United States District Court, M.D. Pennsylvania
Martin C. Carlson United States Magistrate Judge
Now pending before the Court is the defendants’ motion to enforce a settlement agreement that the defendants contend the parties reached in full resolution of this litigation. In support of this motion the defendants insist that the parties had agreed upon the essential and material terms of an agreement in the autumn of 2014, and were merely negotiating the agreement’s language after forming a binding oral contract. In contrast, the plaintiffs maintain that the parties never reached a full agreement on the terms of a settlement, but instead had simply exchanged offers that had not yet been accepted by both parties, thereby permitting the plaintiffs to insist upon new or even different terms weeks after the draft settlement document was exchanged.
After this action was transferred to the undersigned, we convened an evidentiary hearing during which Defendant’s counsel and the Defendant Sheryl Storch testified, and where the parties presented argument. Upon consideration of that evidence and the parties’ competing views; and finding that the parties had not, in fact, entered into an enforceable settlement agreement, we are constrained to deny the defendants’ motion.
This is a local property dispute between former neighbors. On April 30, 2014, plaintiffs John and Diane Giambra commenced a lawsuit in the Court of Common Pleas of Luzerne County. (Doc. 1.) In the complaint, the plaintiffs alleged that the defendants, Charles and Sheryl Storch, tortiously interfered with contract and were otherwise liable for nuisance. According to the complaint, the plaintiffs own real property at 15 Whispering Way, in Jenkins Township, Pennsylvania. The property is adjacent to property owned by the defendants located at 360 Westminster Road, Jenkins Township. A section of the plaintiff’s land, which the plaintiffs develop, is located between two parcels of land owned by the defendants. The plaintiffs endeavored to sell their property to a third-party purchaser, and the plaintiffs allege that after they entered into an agreement for that sale, the defendants acted in a manner that was threatening and tortious, and impaired the sale of the property.
This lawsuit followed, with the plaintiffs bringing claims for tortious interference with contract and nuisance under Pennsylvania law.
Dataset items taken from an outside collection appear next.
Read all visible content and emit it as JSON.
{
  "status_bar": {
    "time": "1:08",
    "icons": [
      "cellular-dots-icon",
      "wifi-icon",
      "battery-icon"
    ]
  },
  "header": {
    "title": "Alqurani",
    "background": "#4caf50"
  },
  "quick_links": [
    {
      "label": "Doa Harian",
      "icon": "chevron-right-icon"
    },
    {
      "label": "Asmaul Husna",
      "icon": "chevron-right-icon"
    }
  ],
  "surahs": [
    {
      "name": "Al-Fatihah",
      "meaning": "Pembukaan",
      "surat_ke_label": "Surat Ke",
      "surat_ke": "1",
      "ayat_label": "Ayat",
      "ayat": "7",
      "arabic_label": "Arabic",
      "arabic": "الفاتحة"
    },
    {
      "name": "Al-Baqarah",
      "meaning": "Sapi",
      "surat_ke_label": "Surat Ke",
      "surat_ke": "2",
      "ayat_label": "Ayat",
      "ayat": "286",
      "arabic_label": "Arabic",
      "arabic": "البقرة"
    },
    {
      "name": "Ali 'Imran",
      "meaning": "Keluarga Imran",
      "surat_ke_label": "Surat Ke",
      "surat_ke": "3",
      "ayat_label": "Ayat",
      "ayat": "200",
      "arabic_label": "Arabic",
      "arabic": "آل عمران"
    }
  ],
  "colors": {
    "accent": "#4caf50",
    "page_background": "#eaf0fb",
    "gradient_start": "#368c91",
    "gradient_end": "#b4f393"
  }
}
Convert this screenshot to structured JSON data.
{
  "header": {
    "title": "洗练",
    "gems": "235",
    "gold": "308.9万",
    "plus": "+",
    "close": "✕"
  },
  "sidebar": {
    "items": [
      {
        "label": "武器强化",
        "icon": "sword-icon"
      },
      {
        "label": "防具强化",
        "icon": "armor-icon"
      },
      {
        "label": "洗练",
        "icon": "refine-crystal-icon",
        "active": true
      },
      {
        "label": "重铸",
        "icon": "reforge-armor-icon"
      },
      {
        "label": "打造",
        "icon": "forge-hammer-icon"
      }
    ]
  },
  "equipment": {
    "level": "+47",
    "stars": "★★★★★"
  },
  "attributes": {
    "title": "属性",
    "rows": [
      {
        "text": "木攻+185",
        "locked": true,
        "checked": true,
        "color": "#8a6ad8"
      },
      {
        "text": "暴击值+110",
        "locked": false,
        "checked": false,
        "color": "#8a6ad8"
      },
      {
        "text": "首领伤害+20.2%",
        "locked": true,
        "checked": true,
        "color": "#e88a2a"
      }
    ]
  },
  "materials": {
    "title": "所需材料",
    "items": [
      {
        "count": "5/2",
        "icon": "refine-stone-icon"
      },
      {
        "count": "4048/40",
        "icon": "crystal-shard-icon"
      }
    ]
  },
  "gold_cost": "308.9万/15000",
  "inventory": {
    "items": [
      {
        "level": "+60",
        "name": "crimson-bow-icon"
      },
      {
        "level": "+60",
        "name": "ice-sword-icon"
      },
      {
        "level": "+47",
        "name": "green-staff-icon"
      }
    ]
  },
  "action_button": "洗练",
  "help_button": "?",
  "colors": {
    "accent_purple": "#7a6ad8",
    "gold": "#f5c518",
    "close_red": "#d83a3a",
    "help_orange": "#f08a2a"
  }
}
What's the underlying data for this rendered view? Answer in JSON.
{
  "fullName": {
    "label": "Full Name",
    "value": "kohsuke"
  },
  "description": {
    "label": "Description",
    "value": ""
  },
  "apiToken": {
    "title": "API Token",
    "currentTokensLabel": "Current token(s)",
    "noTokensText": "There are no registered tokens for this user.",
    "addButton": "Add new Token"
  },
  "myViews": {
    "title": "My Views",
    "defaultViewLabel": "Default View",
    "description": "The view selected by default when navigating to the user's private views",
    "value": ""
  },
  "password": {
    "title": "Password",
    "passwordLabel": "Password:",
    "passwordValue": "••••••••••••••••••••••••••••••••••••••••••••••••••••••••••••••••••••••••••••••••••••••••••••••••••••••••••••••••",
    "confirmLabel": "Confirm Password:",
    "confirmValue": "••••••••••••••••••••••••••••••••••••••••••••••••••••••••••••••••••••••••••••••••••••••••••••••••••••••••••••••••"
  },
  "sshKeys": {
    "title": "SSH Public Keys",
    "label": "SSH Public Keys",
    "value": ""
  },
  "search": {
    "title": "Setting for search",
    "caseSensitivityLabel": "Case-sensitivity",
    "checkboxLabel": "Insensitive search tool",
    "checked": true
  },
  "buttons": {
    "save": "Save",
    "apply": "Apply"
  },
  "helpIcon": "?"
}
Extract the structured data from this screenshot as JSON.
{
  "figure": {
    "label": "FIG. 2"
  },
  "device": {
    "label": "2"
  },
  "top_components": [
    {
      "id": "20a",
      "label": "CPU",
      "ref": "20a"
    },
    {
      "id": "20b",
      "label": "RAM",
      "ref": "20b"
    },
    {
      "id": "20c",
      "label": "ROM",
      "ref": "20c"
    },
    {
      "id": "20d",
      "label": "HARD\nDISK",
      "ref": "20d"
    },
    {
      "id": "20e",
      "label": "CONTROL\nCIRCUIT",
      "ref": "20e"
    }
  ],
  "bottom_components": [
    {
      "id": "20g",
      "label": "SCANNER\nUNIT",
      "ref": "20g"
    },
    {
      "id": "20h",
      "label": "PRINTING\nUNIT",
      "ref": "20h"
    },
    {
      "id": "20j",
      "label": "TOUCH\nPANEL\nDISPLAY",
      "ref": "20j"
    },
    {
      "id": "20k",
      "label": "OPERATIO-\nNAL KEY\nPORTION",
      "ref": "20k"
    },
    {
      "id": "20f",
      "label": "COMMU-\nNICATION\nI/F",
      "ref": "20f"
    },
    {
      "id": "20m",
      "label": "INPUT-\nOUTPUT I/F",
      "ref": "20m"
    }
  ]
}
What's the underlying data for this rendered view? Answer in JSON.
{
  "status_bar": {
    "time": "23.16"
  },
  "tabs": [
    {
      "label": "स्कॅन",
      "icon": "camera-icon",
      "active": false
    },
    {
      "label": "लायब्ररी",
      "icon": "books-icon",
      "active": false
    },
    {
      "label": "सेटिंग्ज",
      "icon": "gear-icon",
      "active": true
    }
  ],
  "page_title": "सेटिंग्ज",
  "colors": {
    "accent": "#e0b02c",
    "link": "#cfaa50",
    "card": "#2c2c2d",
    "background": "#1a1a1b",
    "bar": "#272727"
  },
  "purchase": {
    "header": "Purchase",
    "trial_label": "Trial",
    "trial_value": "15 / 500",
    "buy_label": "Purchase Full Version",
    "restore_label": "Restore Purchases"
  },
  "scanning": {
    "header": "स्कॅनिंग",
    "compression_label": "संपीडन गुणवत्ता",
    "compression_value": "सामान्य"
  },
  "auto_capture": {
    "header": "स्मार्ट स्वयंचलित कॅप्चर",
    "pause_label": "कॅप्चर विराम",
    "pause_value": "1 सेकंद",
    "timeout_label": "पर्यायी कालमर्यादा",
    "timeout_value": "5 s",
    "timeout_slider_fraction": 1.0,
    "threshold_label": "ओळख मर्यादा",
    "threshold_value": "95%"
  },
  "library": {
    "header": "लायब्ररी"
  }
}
The defendants removed the action to this Court on or about June 4, 2014, pursuant to 28 U.S.C. § 1441, on the grounds that there existed diversity of citizenship under 28 U.S.C. § 1332.
On September 10, 2014, the parties attended a settlement conference before the Honorable Thomas M. Blewitt. With the benefit of hindsight, the reported dynamics of this conference may have contributed to the compounding confusion which was later exhibited in this case, since the testimony revealed that the principals were not all physically present together at the conference. Instead, some of the tentative understandings that the parties believed that they had reached were communicated to the principals through third parties by telephone, a process which allowed imprecision to creep into these discussions. During that conference the parties discussed a number of terms under which settlement could be reached. One of these terms related to the outstanding demands for damages, and attorneys fees, made by each party. At the close of the conference, it was reported to Mrs. Storch that each party would agree to abandon their pending and current requests for costs, fees or damages as part of a settlement. This understanding was a material condition of any settlement for Mrs. Storch. While Mrs. Storch understood that the mutual abandonment of pending damages and fee claims was part of the tentative agreement, notably missing from the agreement was any discussion regarding how the parties might allocate the cost of potential future expenses for the improvement of the defendants’ property, including future utility access payments for the defendants in the event that they attempted to improve and market plots of land that they owned within the larger development maintained by the plaintiffs, and sought to take advantage of existing utility lines which the plaintiffs had installed throughout this larger tract of land. The failure of the parties to anticipate, or address, this question would compound the confusion in this case in the following weeks.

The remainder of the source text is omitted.